Back in 2011, when President Dilma Rousseff came to power, she carried the vote on the dissent and frustration against the previous government. She had vowed to weaken the Brazilian real due to a misguided notion that a weaker real would reduce inflation and help the nation prosper.

She went about creating harsh taxes on incoming foreign funds. She raised senseless taxes. And she did it again. As a result, investors turned away from Brazil as a choice destination for their cash. She then reduced interest rates to spur business and further drive the rate differential down to work against funds inflow.

While she seemed to win in the short term, the effects of those harsh measures are coming home to roost. As the foreign communities turned away, business slowed down to around 3.5 percent gross domestic product, which is quite anemic for Brazil. Inflation has begun to take root and has crept into daily products.

Shopping in Brazil, I found things to be quite expensive. Asking around, the locals expressed frustration about prices getting out of hand. The official rate of inflation here is 6.5 percent. So even by official means, the growth rate is negative 3 percent. In day-to-day terms, the locals tell me that inflation is near 10 percent or more. Wage growth is not as robust, leading to the people losing wealth and the feeling of well-being.

The government itself has found itself on both ends of the markets. While it has intervened in the currency markets to weaken the real, it has recently also stepped in to support it when it felt that the real is getting too weak. The government seems to have invited this state of confusion about whether they should weaken the real or strengthen it.

Losing the battle to inflation, they announced a surprise interest rate increase in an attempt to mop up surplus cash in the system. Only time will tell if this measure will have the desired effect or not.

Due to the country hosting the upcoming World Cup Soccer and Olympics, we have seen record flows of investments begin to creep into Brazil already. Last year, they had a staggering $65 billion inflow, which is huge by any standards. This year may be even bigger.

What a mess!

While the government is trying to decide on the direction of the currency, the businesses and banks are forging ahead with business. Most banks are predicting a strengthening of the real.

Frankly, in my opinion, a strong currency is a great measure for keeping inflation at bay.
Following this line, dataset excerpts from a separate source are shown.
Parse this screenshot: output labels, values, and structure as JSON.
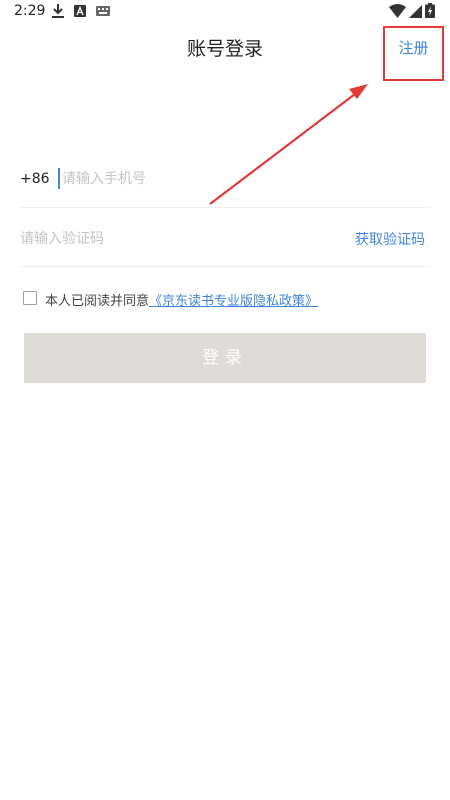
{
  "status_bar": {
    "time": "2:29",
    "icons": [
      "download-icon",
      "a-icon",
      "keyboard-icon",
      "wifi-icon",
      "signal-icon",
      "battery-icon"
    ]
  },
  "header": {
    "title": "账号登录",
    "register_label": "注册"
  },
  "phone": {
    "country_code": "+86",
    "placeholder": "请输入手机号",
    "value": ""
  },
  "code": {
    "placeholder": "请输入验证码",
    "value": "",
    "get_code_label": "获取验证码"
  },
  "agreement": {
    "checked": false,
    "text": "本人已阅读并同意",
    "policy_link": "《京东读书专业版隐私政策》"
  },
  "login_button": {
    "label": "登录"
  },
  "colors": {
    "accent": "#3f86d8",
    "annotation_red": "#e53935",
    "button_disabled": "#dfdcd8"
  }
}
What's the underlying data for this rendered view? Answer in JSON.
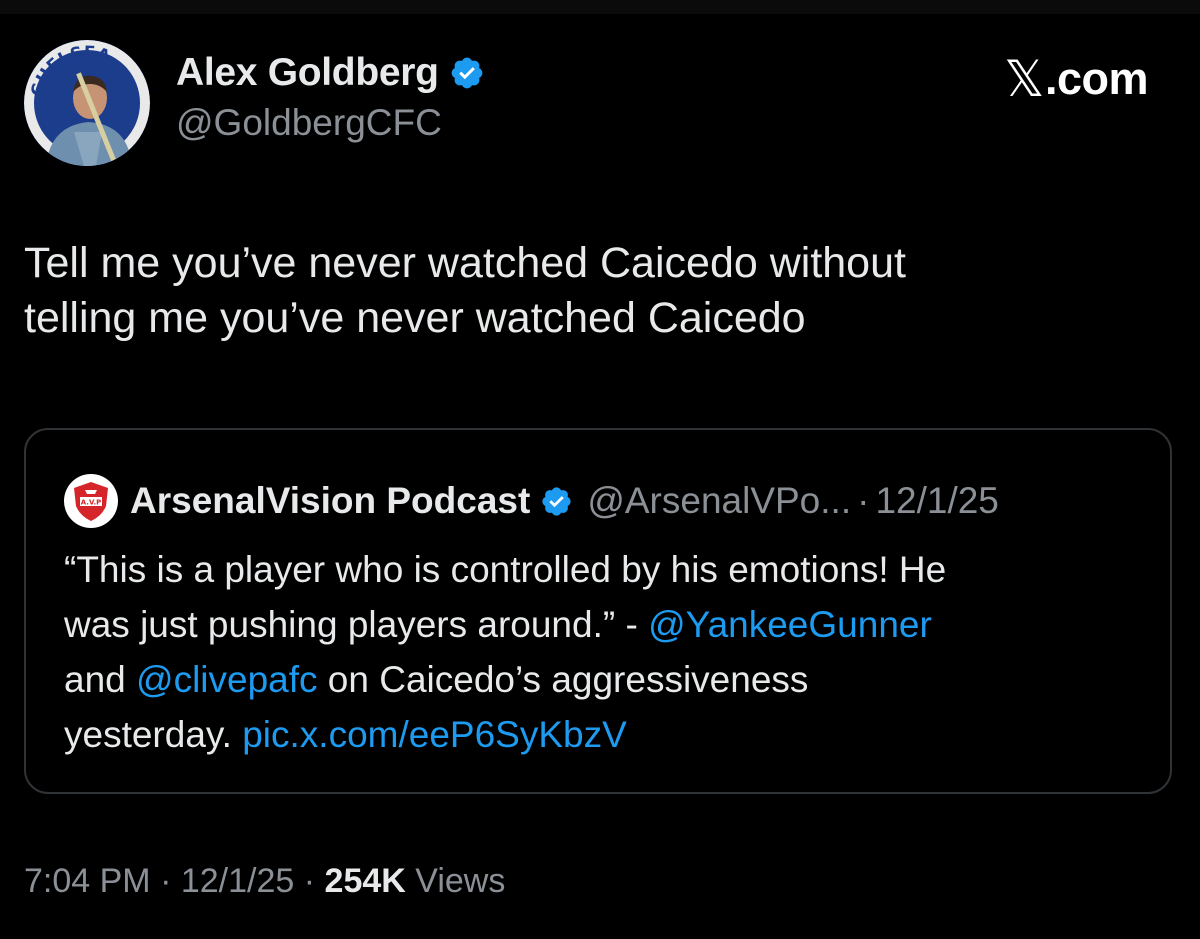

In the case of Brazil, this view holds even more so, since the country has a robust and thriving domestic consumption. The recent elevation of China as its largest trading partner, along with the bilateral currency agreement, will continue to place Brazil in a favored status as China moves along.

It is time for the government of Brazil to step aside and let the businesses run at capacity. The real will strengthen in the next several months, albeit at a slower-than-acceptable pace. Consider investing in the currency for the longer-term prospects.